Macron-Obama, meme combats?
En observant Emmanuel Macron au fil de ses mandats, je me suis souvent dit qu’il avait beaucoup en commun avec Barack Obama.
Même jeunesse relative au moment d’arriver au pouvoir. Même aisance intellectuelle. Même conviction qu’il est possible de dépasser les vieux clivages politiques. Obama rêvait d’une Amérique libérée de ses divisions partisanes. Macron a tenté le fameux « en même temps ». Leurs premières candidatures ont suscité de véritables vagues d’espoir (Hope): l’impression qu’une nouvelle génération pouvait renouveler la politique et sortir de l’impasse des vieux partis.
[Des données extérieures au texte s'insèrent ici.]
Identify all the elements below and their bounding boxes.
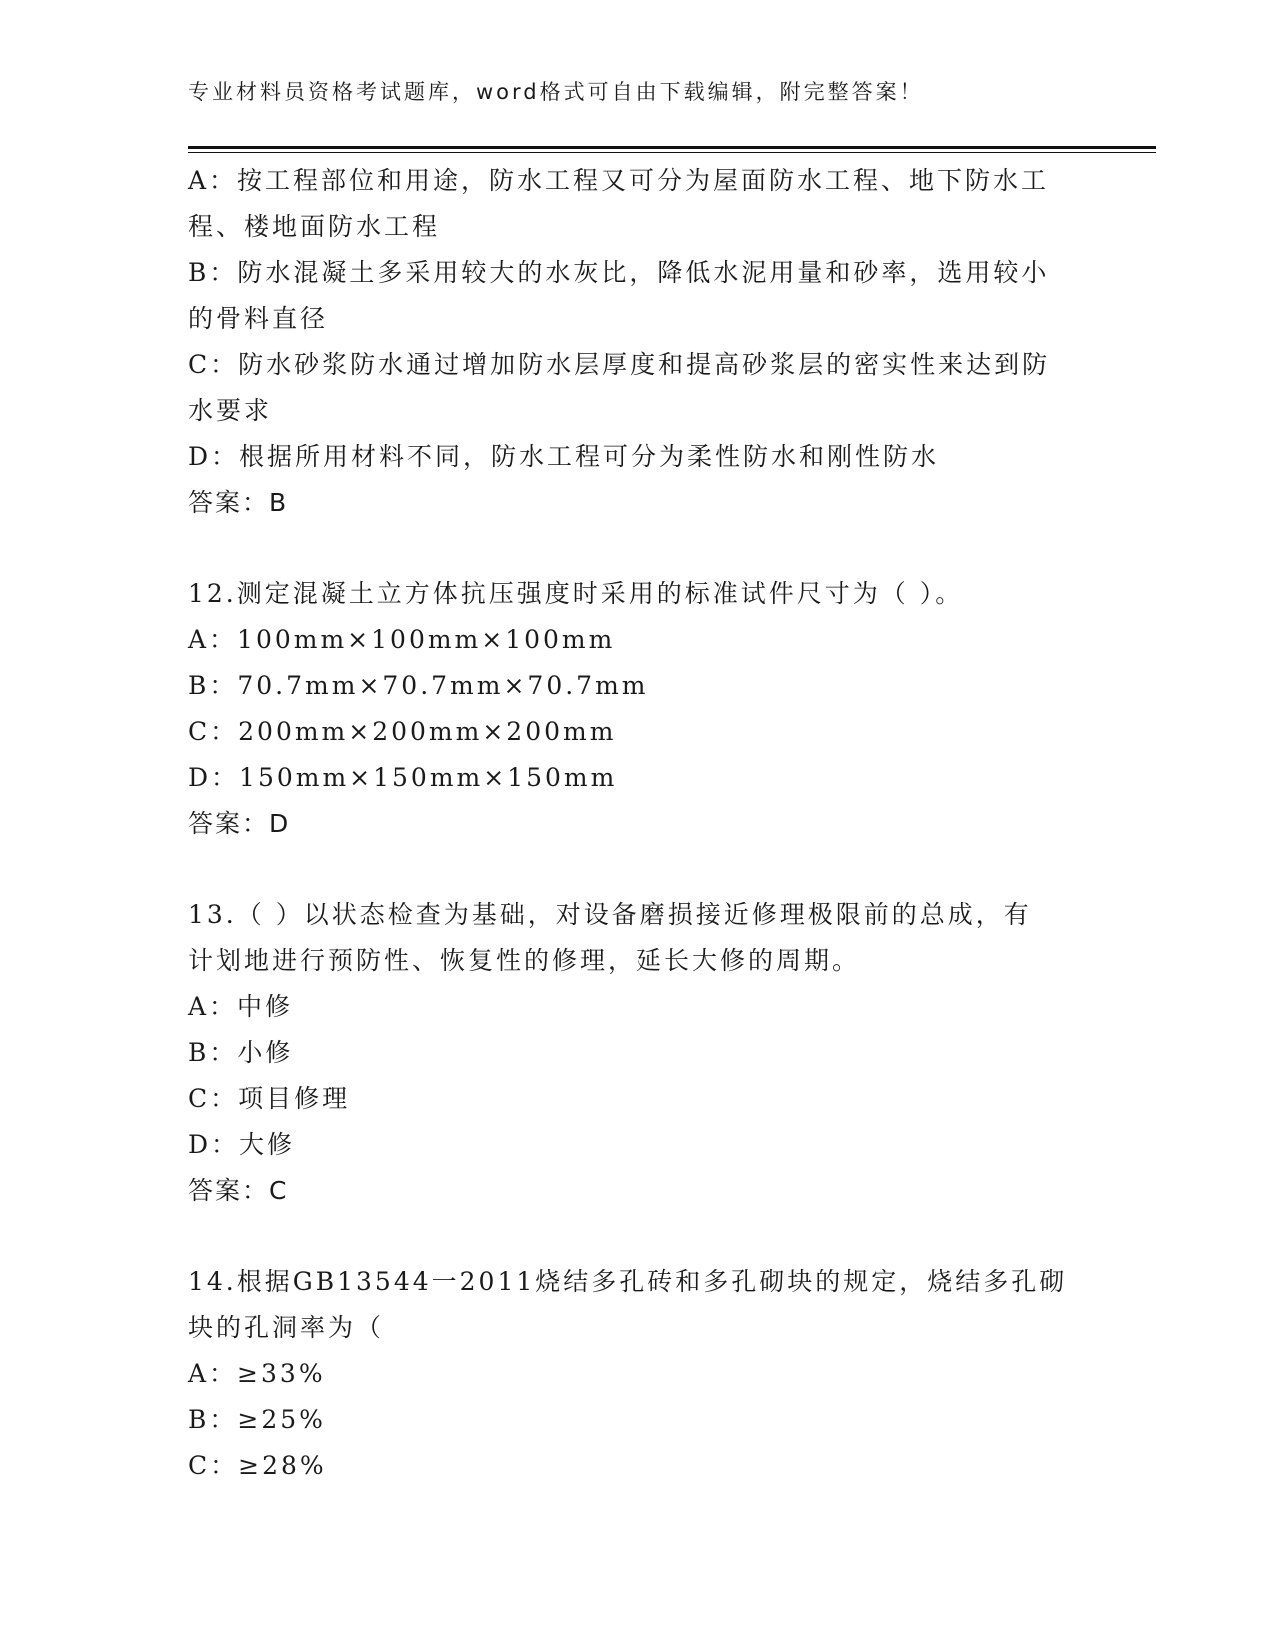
question-13 bbox=[188, 892, 1078, 1214]
option-line: A：按工程部位和用途，防水工程又可分为屋面防水工程、地下防水工 bbox=[188, 166, 1050, 195]
question-stem: 13.（ ）以状态检查为基础，对设备磨损接近修理极限前的总成，有 bbox=[188, 900, 1032, 929]
option-line: C：防水砂浆防水通过增加防水层厚度和提高砂浆层的密实性来达到防 bbox=[188, 350, 1051, 379]
option-b: B：≥25% bbox=[188, 1405, 326, 1434]
option-b: B：70.7mm×70.7mm×70.7mm bbox=[188, 671, 649, 700]
option-line: 的骨料直径 bbox=[188, 304, 329, 333]
question-stem: 计划地进行预防性、恢复性的修理，延长大修的周期。 bbox=[188, 946, 861, 975]
option-line: 程、楼地面防水工程 bbox=[188, 212, 441, 241]
option-b bbox=[188, 250, 1078, 342]
option-c: C：200mm×200mm×200mm bbox=[188, 717, 617, 746]
option-c: C：≥28% bbox=[188, 1451, 327, 1480]
question-content bbox=[188, 158, 1078, 1489]
option-c bbox=[188, 342, 1078, 434]
question-stem: 14.根据GB13544一2011烧结多孔砖和多孔砌块的规定，烧结多孔砌 bbox=[188, 1267, 1068, 1296]
header-rule-thin bbox=[188, 152, 1156, 153]
option-a: A：中修 bbox=[188, 992, 294, 1021]
option-line: B：防水混凝土多采用较大的水灰比，降低水泥用量和砂率，选用较小 bbox=[188, 258, 1050, 287]
option-a bbox=[188, 158, 1078, 250]
question-stem: 块的孔洞率为（ bbox=[188, 1313, 385, 1342]
option-c: C：项目修理 bbox=[188, 1084, 351, 1113]
option-b: B：小修 bbox=[188, 1038, 294, 1067]
option-d: D：大修 bbox=[188, 1130, 296, 1159]
question-stem: 12.测定混凝土立方体抗压强度时采用的标准试件尺寸为（ ）。 bbox=[188, 579, 964, 608]
answer: 答案：D bbox=[188, 809, 291, 838]
option-a: A：100mm×100mm×100mm bbox=[188, 625, 616, 654]
page-header: 专业材料员资格考试题库，word格式可自由下载编辑，附完整答案！ bbox=[188, 80, 924, 104]
question-14 bbox=[188, 1259, 1078, 1489]
option-line: 水要求 bbox=[188, 396, 273, 425]
answer: 答案：B bbox=[188, 488, 289, 517]
option-a: A：≥33% bbox=[188, 1359, 326, 1388]
header-rule bbox=[188, 146, 1156, 149]
option-line: D：根据所用材料不同，防水工程可分为柔性防水和刚性防水 bbox=[188, 442, 940, 471]
answer: 答案：C bbox=[188, 1176, 289, 1205]
question-12 bbox=[188, 571, 1078, 847]
option-d: D：150mm×150mm×150mm bbox=[188, 763, 618, 792]
question-11 bbox=[188, 158, 1078, 526]
option-d bbox=[188, 434, 1078, 480]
Tous deux ont parié sur un centre réformiste et pragmatique, convaincus qu’une politique raisonnée pourrait concilier efficacité économique et cohésion sociale.
Leurs mandats ont été rapidement rattrapés par les crises. Obama arrive à la Maison-Blanche au cœur de la crise financière de 2008, puis doit gérer les répercussions du Printemps arabe et une opposition républicaine de plus en plus combative, portée par la vague du Tea Party et obsédée par la dette publique. Macron, lui, affronte successivement les Gilets jaunes, la pandémie de Covid-19 puis la guerre en Ukraine. Dans ces conditions, gouverner raisonnablement consiste souvent moins à réécrire l’histoire qu’à éviter que les secousses ne deviennent des séismes.
Les deux hommes partagent aussi un trait qui ne leur facilite pas la tâche : une certaine distance. Leur intelligence et leur maîtrise des dossiers peuvent donner l’image d’un pouvoir jupitérien, plus à l’aise dans l’explication que dans l’empathie. Dans des périodes de tension sociale, cela nourrit vite le reproche d’arrogance.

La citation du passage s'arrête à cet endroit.